Aktion
Erlebnisreicher Ausflug für Buchloer Grundschüler zur Deponie Oberostendorf

Die Klasse 4a der Buchloer Comenius-Grundschule wiegt 930 Kilogramm. Samt Rucksäcken und Brotzeit stehen die Kinder aufgeregt auf der Waage, die normalerweise für die voll beladenen Autos gedacht ist, die auf das Gelände der Mülldeponie in Oberostendorf fahren. Oliver hat das Gewicht der Klasse richtig geschätzt und erhält als Belohnung ein Springseil, das aus recyceltem Müll hergestellt wurde.

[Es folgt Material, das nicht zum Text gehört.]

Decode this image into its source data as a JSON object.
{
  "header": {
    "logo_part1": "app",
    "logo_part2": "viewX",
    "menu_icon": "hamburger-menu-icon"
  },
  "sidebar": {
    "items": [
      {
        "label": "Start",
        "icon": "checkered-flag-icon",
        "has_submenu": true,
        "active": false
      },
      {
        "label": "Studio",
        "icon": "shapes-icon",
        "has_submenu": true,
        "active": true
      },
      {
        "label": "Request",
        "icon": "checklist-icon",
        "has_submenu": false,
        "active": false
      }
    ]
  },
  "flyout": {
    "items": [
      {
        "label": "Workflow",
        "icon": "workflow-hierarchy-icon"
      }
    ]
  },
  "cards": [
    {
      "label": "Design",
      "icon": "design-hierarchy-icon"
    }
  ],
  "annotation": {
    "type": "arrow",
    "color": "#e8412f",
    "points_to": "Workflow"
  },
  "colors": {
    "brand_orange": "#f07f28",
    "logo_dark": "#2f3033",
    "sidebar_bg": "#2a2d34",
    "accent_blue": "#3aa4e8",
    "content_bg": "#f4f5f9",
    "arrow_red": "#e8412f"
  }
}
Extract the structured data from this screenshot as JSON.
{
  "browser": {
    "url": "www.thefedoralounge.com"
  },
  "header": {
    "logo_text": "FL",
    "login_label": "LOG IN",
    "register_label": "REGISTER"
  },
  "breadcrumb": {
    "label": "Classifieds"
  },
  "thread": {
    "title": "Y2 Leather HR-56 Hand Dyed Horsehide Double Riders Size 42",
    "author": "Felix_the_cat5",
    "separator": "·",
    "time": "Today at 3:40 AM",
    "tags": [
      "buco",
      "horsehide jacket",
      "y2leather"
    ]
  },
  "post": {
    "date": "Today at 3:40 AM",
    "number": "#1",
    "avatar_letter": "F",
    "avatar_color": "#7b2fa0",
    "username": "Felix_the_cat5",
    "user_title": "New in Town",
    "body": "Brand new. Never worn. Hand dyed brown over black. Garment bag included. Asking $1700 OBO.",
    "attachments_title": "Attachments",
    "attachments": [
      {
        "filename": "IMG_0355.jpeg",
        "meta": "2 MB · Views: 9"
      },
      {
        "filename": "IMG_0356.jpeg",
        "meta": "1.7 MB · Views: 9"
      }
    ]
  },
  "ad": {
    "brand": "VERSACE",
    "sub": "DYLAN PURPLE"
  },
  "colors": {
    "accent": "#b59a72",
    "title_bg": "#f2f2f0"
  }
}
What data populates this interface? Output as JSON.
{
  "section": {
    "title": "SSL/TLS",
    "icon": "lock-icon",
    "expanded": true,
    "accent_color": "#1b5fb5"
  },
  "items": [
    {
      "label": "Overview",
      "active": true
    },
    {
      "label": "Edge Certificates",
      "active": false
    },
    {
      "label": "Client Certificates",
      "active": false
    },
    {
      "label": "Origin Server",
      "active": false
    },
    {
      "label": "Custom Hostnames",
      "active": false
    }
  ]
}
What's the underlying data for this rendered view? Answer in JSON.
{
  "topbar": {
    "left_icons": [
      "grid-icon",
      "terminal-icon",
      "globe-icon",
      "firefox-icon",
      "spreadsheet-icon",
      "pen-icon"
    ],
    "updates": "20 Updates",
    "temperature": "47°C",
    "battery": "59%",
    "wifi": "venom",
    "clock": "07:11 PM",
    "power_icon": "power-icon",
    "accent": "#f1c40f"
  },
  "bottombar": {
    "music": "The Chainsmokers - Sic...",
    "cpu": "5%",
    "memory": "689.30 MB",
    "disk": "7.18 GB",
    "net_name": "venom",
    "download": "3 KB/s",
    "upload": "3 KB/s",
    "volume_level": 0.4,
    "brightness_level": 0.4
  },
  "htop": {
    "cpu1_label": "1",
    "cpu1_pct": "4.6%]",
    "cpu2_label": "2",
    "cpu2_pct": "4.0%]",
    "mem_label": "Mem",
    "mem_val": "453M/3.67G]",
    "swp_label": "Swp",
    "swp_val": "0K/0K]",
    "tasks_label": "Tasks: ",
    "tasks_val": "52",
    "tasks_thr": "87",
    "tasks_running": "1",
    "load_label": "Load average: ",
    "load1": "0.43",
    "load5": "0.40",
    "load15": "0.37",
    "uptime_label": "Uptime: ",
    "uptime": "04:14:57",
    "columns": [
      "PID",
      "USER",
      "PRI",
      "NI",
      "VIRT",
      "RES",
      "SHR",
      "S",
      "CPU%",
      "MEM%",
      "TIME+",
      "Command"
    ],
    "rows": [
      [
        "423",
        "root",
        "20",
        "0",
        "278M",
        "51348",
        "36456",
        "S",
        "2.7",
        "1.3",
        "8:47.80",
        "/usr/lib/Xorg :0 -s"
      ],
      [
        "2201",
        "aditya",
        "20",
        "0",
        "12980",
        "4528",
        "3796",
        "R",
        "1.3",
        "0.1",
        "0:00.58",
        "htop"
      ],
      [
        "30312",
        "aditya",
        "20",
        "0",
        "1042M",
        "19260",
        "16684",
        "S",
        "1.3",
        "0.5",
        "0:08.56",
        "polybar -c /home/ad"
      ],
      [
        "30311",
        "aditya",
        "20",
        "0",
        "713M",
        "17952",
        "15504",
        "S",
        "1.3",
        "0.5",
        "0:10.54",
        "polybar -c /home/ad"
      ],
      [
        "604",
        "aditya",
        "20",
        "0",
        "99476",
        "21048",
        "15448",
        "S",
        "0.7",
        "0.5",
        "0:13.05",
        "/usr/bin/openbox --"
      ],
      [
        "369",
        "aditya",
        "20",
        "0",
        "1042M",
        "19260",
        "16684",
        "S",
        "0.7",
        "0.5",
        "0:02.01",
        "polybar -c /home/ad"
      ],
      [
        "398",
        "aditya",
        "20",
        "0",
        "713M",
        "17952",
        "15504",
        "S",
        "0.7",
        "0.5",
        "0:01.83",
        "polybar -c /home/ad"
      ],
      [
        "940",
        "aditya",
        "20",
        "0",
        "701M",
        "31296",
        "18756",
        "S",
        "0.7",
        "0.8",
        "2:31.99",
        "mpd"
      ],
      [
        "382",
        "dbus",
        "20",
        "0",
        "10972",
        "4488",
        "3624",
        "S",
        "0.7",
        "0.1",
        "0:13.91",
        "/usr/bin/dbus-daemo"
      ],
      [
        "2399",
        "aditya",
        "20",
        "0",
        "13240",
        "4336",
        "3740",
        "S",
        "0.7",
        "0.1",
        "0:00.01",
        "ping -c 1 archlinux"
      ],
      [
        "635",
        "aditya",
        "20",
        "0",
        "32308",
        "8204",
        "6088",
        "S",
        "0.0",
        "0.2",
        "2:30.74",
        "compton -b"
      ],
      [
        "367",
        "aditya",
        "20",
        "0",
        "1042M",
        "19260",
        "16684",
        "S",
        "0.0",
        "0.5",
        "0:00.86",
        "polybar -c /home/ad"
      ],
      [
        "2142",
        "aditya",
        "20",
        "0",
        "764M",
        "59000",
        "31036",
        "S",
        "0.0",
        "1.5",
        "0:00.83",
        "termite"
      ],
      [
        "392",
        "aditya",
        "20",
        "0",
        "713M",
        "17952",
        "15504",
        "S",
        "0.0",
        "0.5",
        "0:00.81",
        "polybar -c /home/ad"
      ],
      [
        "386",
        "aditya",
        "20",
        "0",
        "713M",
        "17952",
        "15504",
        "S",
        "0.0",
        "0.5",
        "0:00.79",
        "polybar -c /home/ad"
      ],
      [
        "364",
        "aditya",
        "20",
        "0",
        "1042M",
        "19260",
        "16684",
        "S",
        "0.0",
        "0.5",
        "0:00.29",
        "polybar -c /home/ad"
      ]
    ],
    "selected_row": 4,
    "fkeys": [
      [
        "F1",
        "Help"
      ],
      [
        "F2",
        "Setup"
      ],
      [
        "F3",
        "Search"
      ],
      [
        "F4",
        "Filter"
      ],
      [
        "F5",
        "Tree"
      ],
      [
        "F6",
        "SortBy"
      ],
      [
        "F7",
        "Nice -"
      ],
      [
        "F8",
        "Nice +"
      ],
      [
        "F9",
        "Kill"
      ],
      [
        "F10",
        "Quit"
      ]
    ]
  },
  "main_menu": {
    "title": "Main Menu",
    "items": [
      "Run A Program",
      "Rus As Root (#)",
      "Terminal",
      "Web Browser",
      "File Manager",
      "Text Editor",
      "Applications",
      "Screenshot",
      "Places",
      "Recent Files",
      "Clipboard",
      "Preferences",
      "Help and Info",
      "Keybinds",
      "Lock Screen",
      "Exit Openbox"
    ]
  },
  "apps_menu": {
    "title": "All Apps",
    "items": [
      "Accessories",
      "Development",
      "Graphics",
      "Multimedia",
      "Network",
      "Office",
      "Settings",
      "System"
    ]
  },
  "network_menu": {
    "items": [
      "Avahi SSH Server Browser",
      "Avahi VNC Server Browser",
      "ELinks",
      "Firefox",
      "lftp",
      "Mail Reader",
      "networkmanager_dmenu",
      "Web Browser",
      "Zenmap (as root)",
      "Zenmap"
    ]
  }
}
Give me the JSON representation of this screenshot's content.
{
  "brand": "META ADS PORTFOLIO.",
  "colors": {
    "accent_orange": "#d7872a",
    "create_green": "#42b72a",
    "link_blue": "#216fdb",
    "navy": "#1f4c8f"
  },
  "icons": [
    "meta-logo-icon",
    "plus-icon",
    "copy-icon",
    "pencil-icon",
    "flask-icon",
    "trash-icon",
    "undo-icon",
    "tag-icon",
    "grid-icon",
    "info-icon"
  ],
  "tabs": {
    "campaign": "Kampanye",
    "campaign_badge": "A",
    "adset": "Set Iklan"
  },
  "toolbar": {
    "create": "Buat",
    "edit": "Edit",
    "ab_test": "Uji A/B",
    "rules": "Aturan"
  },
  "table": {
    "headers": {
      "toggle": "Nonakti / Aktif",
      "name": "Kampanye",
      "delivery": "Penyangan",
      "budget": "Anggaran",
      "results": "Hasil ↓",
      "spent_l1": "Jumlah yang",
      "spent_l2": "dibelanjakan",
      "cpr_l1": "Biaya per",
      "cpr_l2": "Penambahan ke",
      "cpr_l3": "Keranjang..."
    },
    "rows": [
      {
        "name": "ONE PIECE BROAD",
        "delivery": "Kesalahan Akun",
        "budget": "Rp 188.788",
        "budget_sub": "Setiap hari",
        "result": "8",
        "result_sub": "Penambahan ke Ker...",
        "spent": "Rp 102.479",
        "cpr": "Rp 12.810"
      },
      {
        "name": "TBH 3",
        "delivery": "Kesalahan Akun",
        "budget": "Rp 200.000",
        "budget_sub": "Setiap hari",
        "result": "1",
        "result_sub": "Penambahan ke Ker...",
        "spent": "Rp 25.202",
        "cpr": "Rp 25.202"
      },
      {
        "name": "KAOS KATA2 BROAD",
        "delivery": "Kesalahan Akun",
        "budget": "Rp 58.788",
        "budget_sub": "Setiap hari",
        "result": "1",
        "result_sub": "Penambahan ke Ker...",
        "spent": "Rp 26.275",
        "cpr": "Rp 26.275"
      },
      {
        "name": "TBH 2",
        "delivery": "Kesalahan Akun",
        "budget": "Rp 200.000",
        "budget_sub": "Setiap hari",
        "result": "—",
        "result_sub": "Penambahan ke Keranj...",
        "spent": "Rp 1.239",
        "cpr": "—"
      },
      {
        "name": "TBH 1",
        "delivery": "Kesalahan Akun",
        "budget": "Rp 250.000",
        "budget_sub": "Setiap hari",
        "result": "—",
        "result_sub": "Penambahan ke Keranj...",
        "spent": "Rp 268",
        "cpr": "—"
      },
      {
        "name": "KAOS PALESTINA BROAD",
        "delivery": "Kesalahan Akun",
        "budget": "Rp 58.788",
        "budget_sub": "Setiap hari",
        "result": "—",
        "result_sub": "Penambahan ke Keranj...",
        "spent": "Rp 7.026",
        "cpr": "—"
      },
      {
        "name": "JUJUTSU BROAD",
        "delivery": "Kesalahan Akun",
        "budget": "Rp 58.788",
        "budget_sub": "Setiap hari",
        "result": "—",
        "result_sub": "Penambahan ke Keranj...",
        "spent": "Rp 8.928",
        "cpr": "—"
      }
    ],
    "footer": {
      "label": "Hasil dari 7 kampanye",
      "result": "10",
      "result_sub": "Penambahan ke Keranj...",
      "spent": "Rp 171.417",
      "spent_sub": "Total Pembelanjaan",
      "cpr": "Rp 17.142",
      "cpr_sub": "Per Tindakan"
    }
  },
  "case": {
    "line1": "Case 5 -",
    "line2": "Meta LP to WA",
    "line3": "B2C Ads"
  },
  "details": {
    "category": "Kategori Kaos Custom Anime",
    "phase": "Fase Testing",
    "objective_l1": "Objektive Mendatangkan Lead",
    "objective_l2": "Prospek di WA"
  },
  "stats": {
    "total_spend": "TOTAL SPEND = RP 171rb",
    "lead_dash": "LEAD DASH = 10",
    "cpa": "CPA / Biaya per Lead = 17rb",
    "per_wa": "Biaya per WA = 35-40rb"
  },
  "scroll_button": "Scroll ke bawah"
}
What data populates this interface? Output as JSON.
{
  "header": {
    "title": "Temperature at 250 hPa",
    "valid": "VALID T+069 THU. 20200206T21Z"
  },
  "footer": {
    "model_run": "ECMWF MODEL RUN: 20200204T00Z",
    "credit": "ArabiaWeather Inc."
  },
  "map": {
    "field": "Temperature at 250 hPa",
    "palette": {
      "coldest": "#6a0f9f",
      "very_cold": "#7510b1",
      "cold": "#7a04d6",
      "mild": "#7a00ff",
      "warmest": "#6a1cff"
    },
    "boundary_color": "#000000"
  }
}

Zuvor haben die Mädchen und Buben zusammen mit Hans Mooser, einem Mitarbeiter der kommunalen Abfallwirtschaft, und Jochen Karg, der auf der Mülldeponie arbeitet, das gesamte Gelände unter die Lupe genommen. Sie nehmen an einer speziellen Führung für Schulklassen teil. In einer Halle auf der Deponie zeigen die Grundschüler, wie gut sie schon Bescheid wissen über die verschiedenen Müllarten und deren Entsorgung.

Plastik ist kein Wertstoff

'Was haben die Leute denn früher mit dem Müll gemacht, bevor es solche Deponien dafür gab?', fragt Mooser die Kinder, woraufhin diese energisch ihre Finger in die Höhe strecken.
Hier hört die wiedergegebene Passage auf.